ゲイシールの迫力に圧倒されるのは必至ですが、観賞時にはいくつか注意が必要です。まず噴出口には絶対に近づかないこと。高温の熱水と水蒸気は火傷する恐れがあり大変危険です。噴出の瞬間は地響きと共に轟音が鳴り響くので、驚かないよう心構えが必要でしょう。

また、風向きによっては水蒸気が観賞エリアに流れ込むことがあります。アイスランドの気候は変わりやすいので、レインウェアを着用したり温かい服装を心がけましょう。ゲイシールに割り当てられた滞在時間は意外と短いので、噴出のタイミングを逃さないようにしっかり待機しておくのもポイントです。自然の前では人間はただただ小さな存在だと感じずにはいられません。



アイスランドを代表する人気のゲイシール

アイスランドにはいくつものゲイシールがありますが、中でも人気が高いのがゴールデンサークルにあるストロックル間欠泉です。高さ20メートルにも及ぶ巨大な水柱が、およそ10分間隔で吹き上がります。1周約300メートルの遊歩道からは、その迫力満点の姿を間近に見られるのが魅力。多くの観光客を惹きつけています。
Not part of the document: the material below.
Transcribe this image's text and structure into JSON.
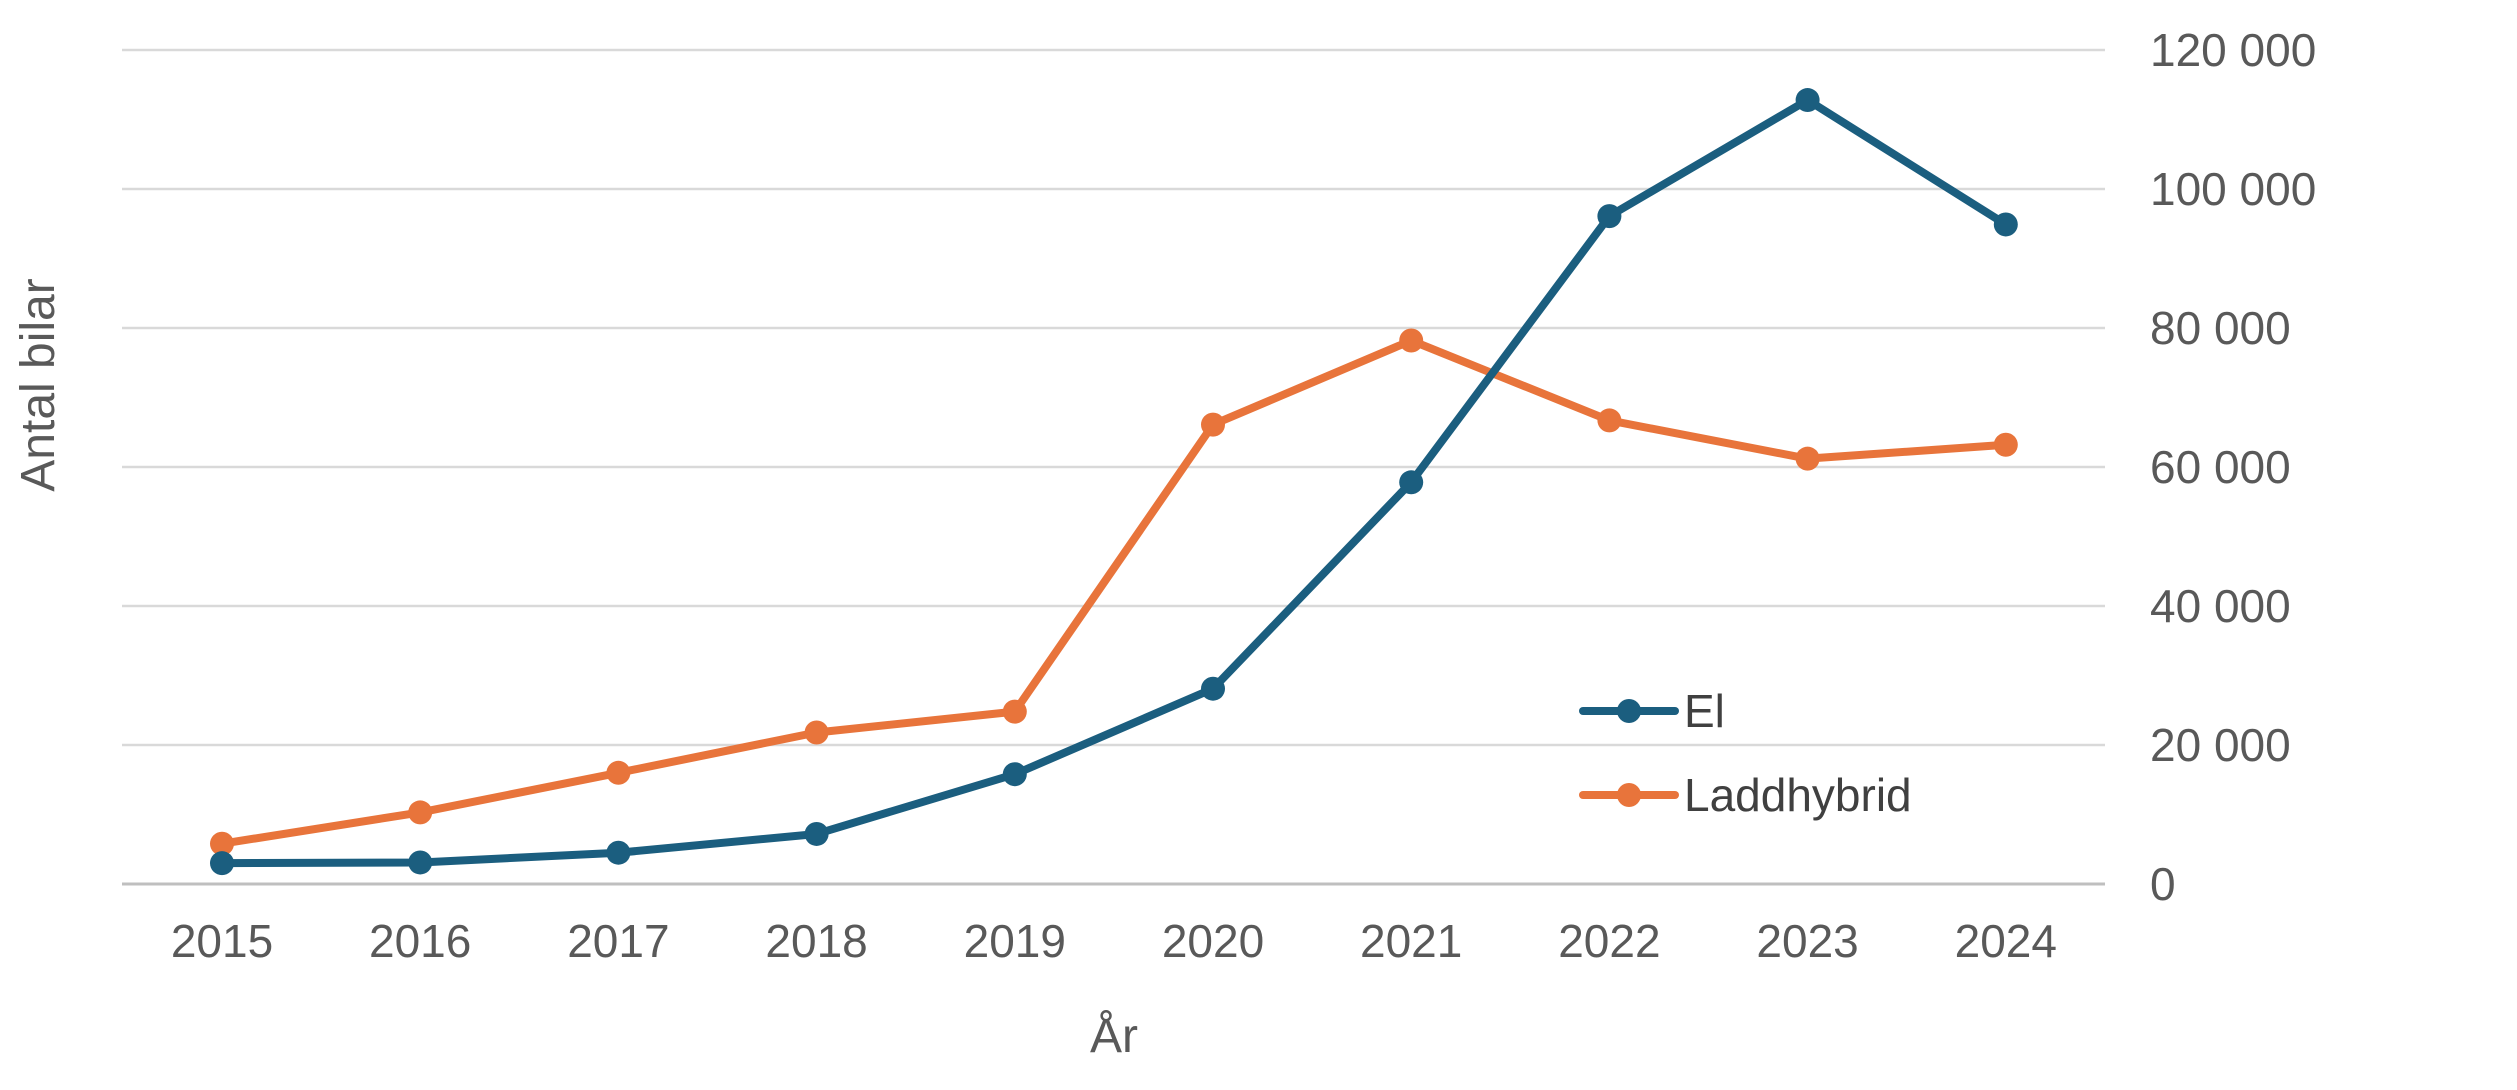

首都レイキャビクから北東に250キロ離れた場所には、ゲイシール地帯として有名なフベルリルがあります。大小様々な泉が点在するエリアで、無数の蒸気が立ち上る光景は圧巻です。なかでも「ゲイシール」の名を冠する「グレート・ゲイシール」は、高さ70メートルにも達した記録を持つ世界最大級の間欠泉。残念ながら現在は活動を休止中ですが、その雄大なスケールに想いを馳せることができます。



アイスランドの大自然とサステナブルな関係

火山が造り出す特殊な地形と、豊富な地熱資源。アイスランドの大地が育んだ自然環境は、ゲイシールをはじめとする数多くの絶景を生み出してきました。しかし一方で、環境保全の取り組みにも熱心に取り組んでいます。国土の約11%を国立公園に指定し、手つかずの自然を守る努力を続けているのです。

さらにアイスランドは地熱発電や水力発電を積極的に活用することで、国内の電力需要のほとんどを再生可能エネルギーで賄っています。自然の脅威と恩恵を同時に受けてきた歴史が、サステナブルな社会を目指す原動力となっているのかもしれません。アイスランドを訪れれば、自然と人間が共生する未来の姿を感じられるはずです。シンボル的存在のゲイシールを通して、私たちのライフスタイルを考えるきっかけになることでしょう。

大自然の息吹を全身で感じられるゲイシール。神秘的でダイナミックなその姿は、一生忘れられない思い出になるはずです。アイスランドの雄大な景色が、私たちを内側から揺さぶり、自然を敬う気持ちを呼び起こしてくれることでしょう。訪れた人の心に、何かを残してくれる特別な存在。それがアイスランドのゲイシールの魅力なのかもしれません。